Travis Elizabeth, Woodhouse Sarah, Tan Ruth, Patel Sandeep, Donovan Jason, Brogan Kit
Waikato Hospital, Hamilton, New Zealand
University of Sussex, UK.
BMJ. 2014 Dec 15;349:g7182. doi: 10.1136/bmj.g7182.
To assess the accuracy of surgeons and anaesthetists in predicting the time it will take them to complete an operation or procedure and therefore explain some of the difficulties encountered in operating theatre scheduling.
Single centre, prospective observational study.
Plastic, orthopaedic, and general surgical operating theatres at a level 1 trauma centre serving a population of about 370,000.
92 operating theatre staff including surgical consultants, surgical registrars, anaesthetic consultants, and anaesthetic registrars.
Participants were asked how long they thought their procedure would take. These data were compared with actual time data recorded at the end of the case.
Absolute difference between predicted and actual time.
General surgeons underestimated the time required for the procedure by 31 minutes (95% confidence interval 7.6 to 54.4), meaning that procedures took, on average, 28.7% longer than predicted. Plastic surgeons underestimated by 5 minutes (-12.4 to 22.4), with procedures taking an average of 4.5% longer than predicted. Orthopaedic surgeons overestimated by 1 minute (-16.4 to 14.0), with procedures taking an average of 1.1% less time than predicted. Anaesthetists underestimated by 35 minutes (21.7 to 48.7), meaning that, on average, procedures took 167.5% longer than they predicted. The four specialty mean time overestimations or underestimations are significantly different from each other (P=0.01). The observed time differences between anaesthetists and both orthopaedic and plastic surgeons are significantly different (P<0.05), but the time difference between anaesthetists and general surgeons is not significantly different.

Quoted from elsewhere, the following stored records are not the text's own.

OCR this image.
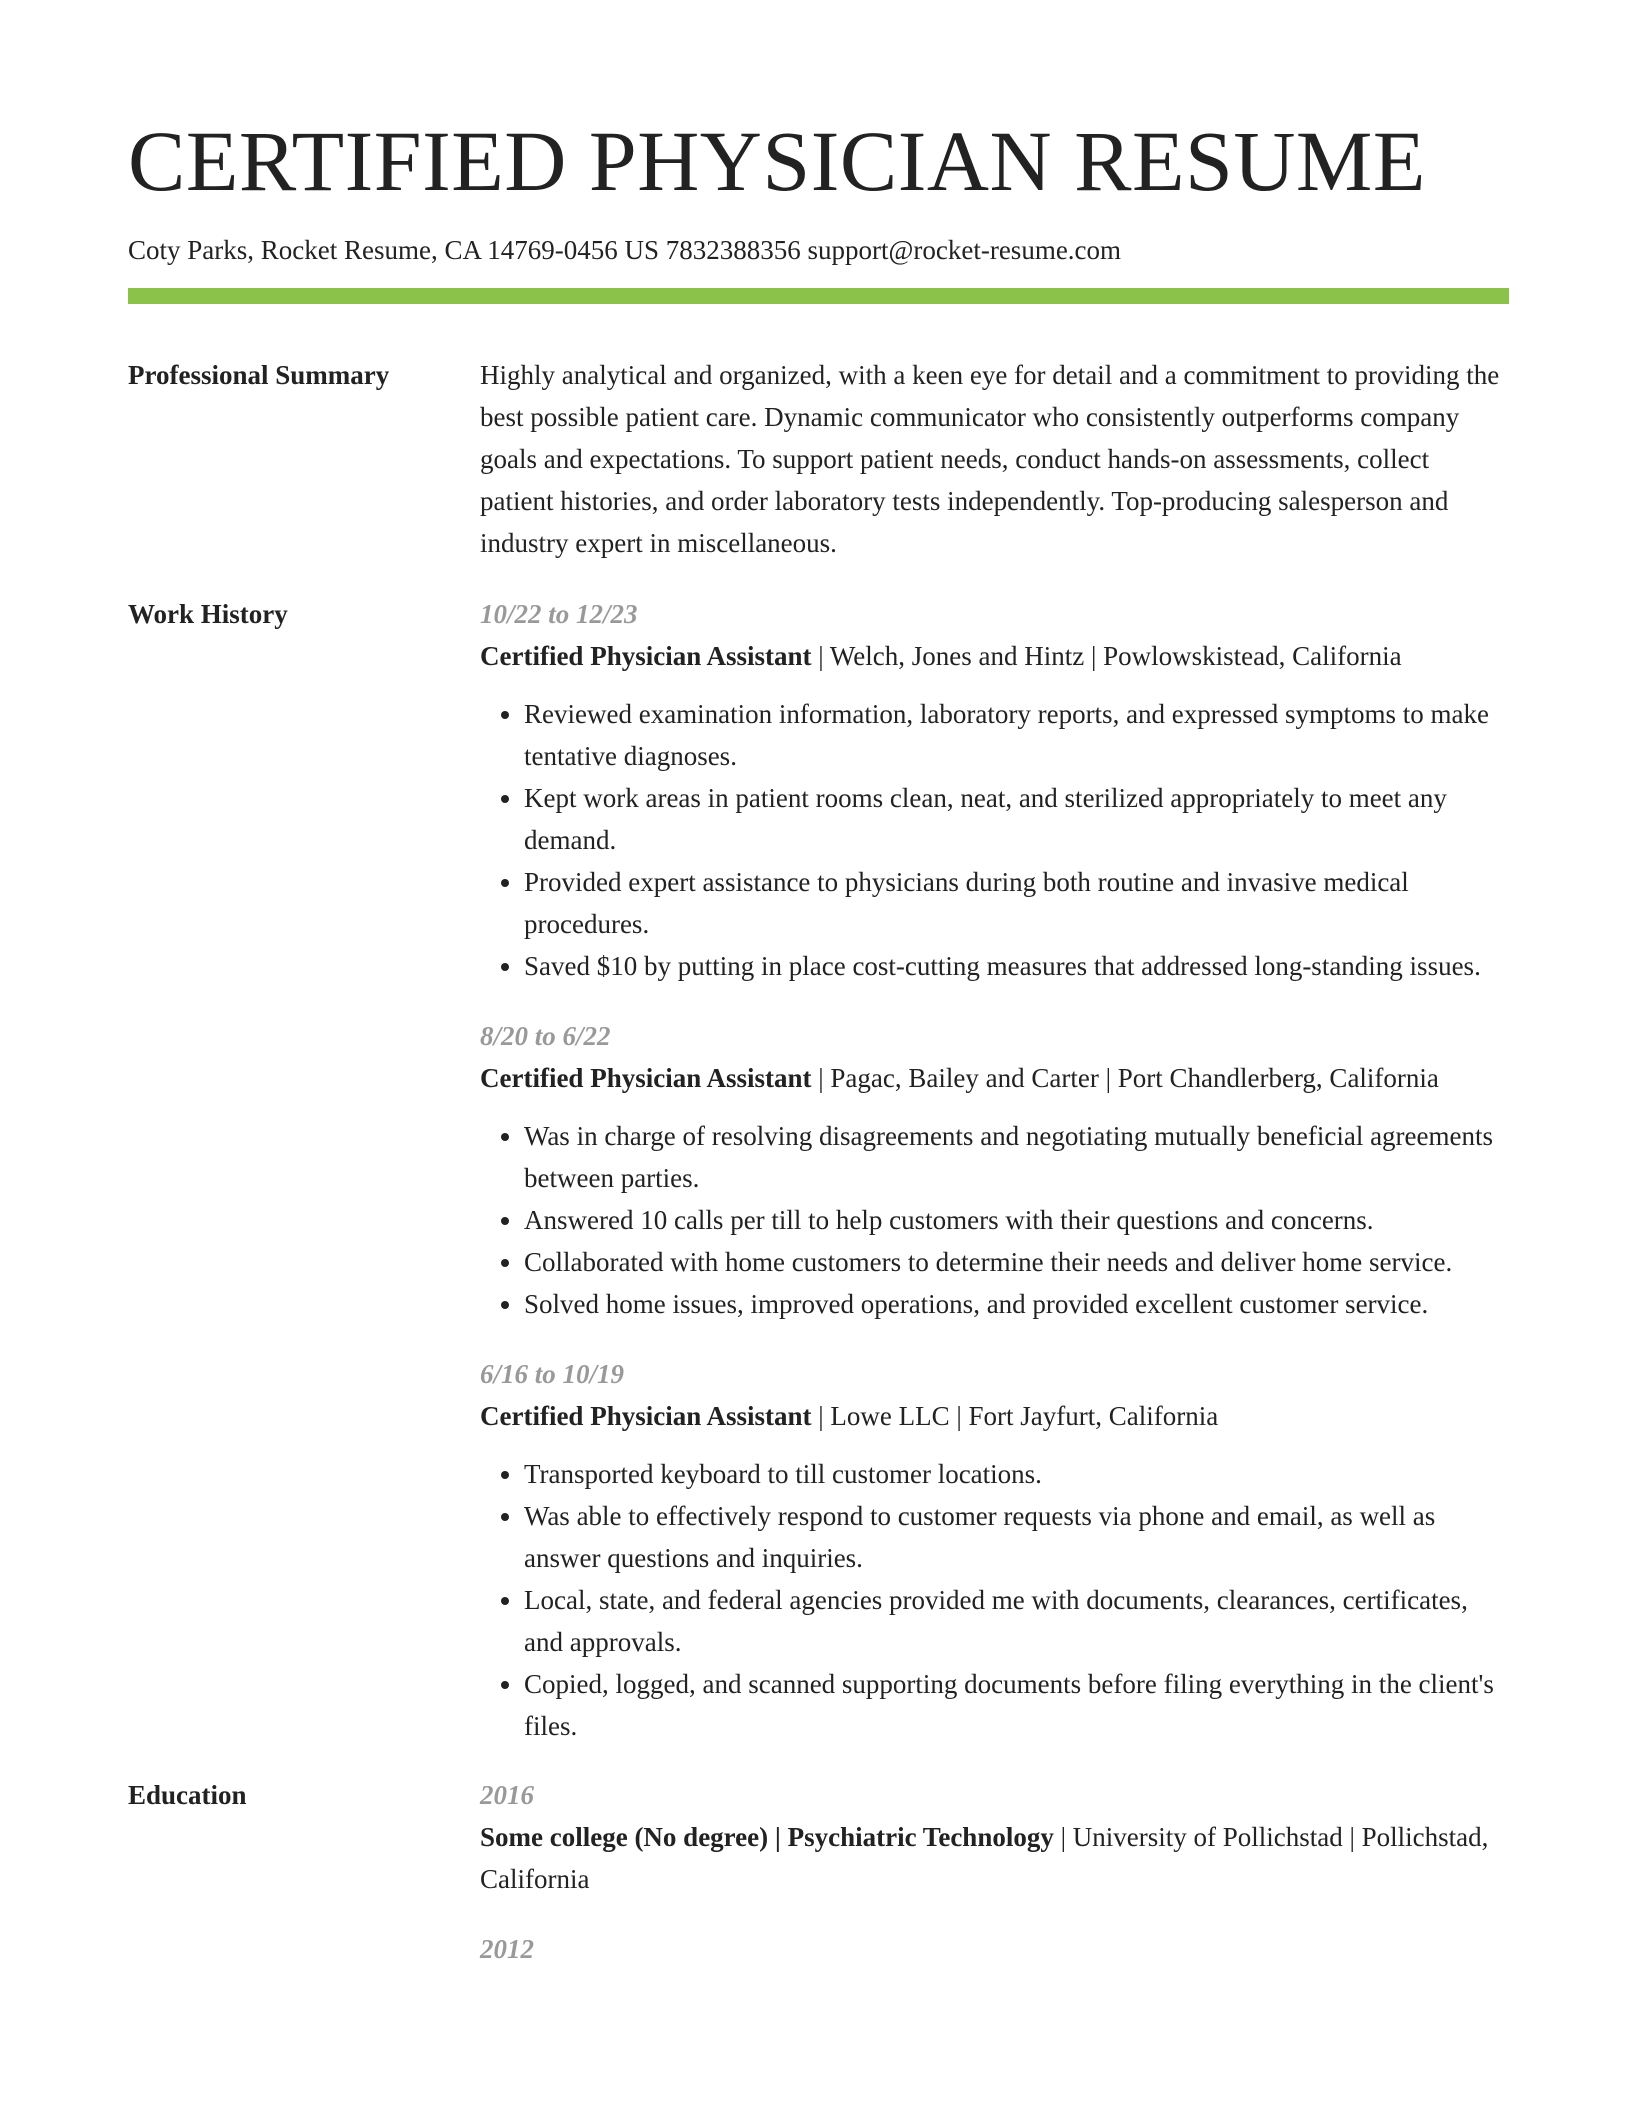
CERTIFIED PHYSICIAN RESUME
Coty Parks, Rocket Resume, CA 14769-0456 US 7832388356 support@rocket-resume.com
Professional Summary	Highly analytical and organized, with a keen eye for detail and a commitment to providing the best possible patient care. Dynamic communicator who consistently outperforms company goals and expectations. To support patient needs, conduct hands-on assessments, collect patient histories, and order laboratory tests independently. Top-producing salesperson and industry expert in miscellaneous.

Work History	10/22 to 12/23
Certified Physician Assistant | Welch, Jones and Hintz | Powlowskistead, California
• Reviewed examination information, laboratory reports, and expressed symptoms to make tentative diagnoses.
• Kept work areas in patient rooms clean, neat, and sterilized appropriately to meet any demand.
• Provided expert assistance to physicians during both routine and invasive medical procedures.
• Saved $10 by putting in place cost-cutting measures that addressed long-standing issues.
8/20 to 6/22
Certified Physician Assistant | Pagac, Bailey and Carter | Port Chandlerberg, California
• Was in charge of resolving disagreements and negotiating mutually beneficial agreements between parties.
• Answered 10 calls per till to help customers with their questions and concerns.
• Collaborated with home customers to determine their needs and deliver home service.
• Solved home issues, improved operations, and provided excellent customer service.
6/16 to 10/19
Certified Physician Assistant | Lowe LLC | Fort Jayfurt, California
• Transported keyboard to till customer locations.
• Was able to effectively respond to customer requests via phone and email, as well as answer questions and inquiries.
• Local, state, and federal agencies provided me with documents, clearances, certificates, and approvals.
• Copied, logged, and scanned supporting documents before filing everything in the client's files.
Education	2016
Some college (No degree) | Psychiatric Technology | University of Pollichstad | Pollichstad, California
2012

The inability of clinicians to predict the necessary time for a procedure is a significant cause of delay in the operating theatre. This study suggests that anaesthetists are the most inaccurate and highlights the potential differences between specialties in what is considered part of the "anaesthesia time."
评估外科医生和麻醉医生预测完成一台手术或一项操作所需时间的准确性,从而解释手术室排班中遇到的一些困难。
单中心前瞻性观察性研究。
一家为约37万人口服务的一级创伤中心的整形、骨科和普通外科手术室。
92名手术室工作人员,包括外科顾问医生、外科住院医生、麻醉顾问医生和麻醉住院医生。
询问参与者他们认为自己的操作需要多长时间。将这些数据与病例结束时记录的实际时间数据进行比较。
预测时间与实际时间的绝对差值。
普通外科医生将操作所需时间低估了31分钟(95%置信区间为7.6至54.4),这意味着操作平均比预测时间长28.7%。整形外科医生低估了5分钟(-12.4至22.4),操作平均比预测时间长4.5%。骨科医生高估了1分钟(-16.4至14.0),操作平均比预测时间少1.1%。麻醉医生低估了35分钟(21.7至48.7),这意味着操作平均比他们预测的时间长167.5%。四个专科的平均时间高估或低估情况彼此有显著差异(P = 0.01)。麻醉医生与骨科医生和整形外科医生之间观察到的时间差异有显著差异(P < 0.05),但麻醉医生与普通外科医生之间的时间差异无显著差异。
临床医生无法预测一项操作所需的必要时间是手术室延误的一个重要原因。本研究表明麻醉医生的预测最不准确,并突出了各专科在“麻醉时间”的构成方面可能存在的差异。